No percurso México-Havana, já feito em avião da Cubana de Aviação, começa nossa descoberta daquele novo mundo. Primeira surpresa (relativa) : cubanos voltando para seu país após viagem de passeio ou serviço no México. Começa a cair a acusação de país de fronteiras fechadas, campo de concentração de todo o povo.
O serviço de bordo, semelhante à de qualquer linha internacional, tinha suas peculiaridades. Frango com gosto de frango caipira; chocolate com jeito de feito em casa; cigarros com alerta dos danos à saúde; aeromoças com aspecto de gente comum, com salto baixo e calça comprida.
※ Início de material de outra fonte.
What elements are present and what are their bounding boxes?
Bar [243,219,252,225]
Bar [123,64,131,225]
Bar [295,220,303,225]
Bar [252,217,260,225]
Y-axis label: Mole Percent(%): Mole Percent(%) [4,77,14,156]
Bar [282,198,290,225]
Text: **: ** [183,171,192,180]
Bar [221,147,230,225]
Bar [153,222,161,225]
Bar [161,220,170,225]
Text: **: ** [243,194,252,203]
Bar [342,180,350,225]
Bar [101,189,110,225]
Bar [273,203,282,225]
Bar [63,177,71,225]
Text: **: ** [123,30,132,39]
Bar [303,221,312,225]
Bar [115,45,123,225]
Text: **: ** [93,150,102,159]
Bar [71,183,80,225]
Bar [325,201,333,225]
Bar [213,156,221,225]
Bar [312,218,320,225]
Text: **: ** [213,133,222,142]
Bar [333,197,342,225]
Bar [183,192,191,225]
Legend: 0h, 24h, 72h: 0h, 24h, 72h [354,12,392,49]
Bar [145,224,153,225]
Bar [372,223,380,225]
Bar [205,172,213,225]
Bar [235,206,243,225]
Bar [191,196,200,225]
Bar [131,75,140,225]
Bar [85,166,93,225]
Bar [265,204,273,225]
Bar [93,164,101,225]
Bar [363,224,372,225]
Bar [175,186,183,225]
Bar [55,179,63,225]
Desembarcando em Havana, começa nossa grande aventura. Fomos encontrar um povo que trabalha duro, que se parece com o brasileiro (mais negros do que no Rio de Janeiro) que gosta de dançar rumba e tomar run, que nos pergunta de Malu, Roberto Carlos e Chico Buarque, que se orgulha de seu espírito internacionalista, de seus heróis e de sua revolução. Fomos encontrar um país sem analfabetos(3,9 por cento); sem desemprego; com ensino e saúde gratuitos e assegurados à toda a população; sem infância desamparada, sem trombadinhas e assaltantes (3 roubos no ano de 83, em toda linha) Fomos encontrar uma nação que tem um líder inconteste, respeitado, admirado e venerado como se fosse ao mesmo tempo um pai, uma mãe, um Deus: “el Comandante-en-jefe Fidel Castro Ruiz, primer-secretário del Comitê Central del Partido Comunista de Cuba y Presidente de los Consejos de Estado y de ministros”.
Nesta coluna farei meu depoimento de viagem, sem pretender generalizar simples impressões de turista. Falarei do que vi, ouvi e senti, no contato com o povo, sem o enfoque e o rigor de um especialista , que não sou, mas ao mesmo tempo com a sinceridade e o entusiasmo de um curioso e interessado observador.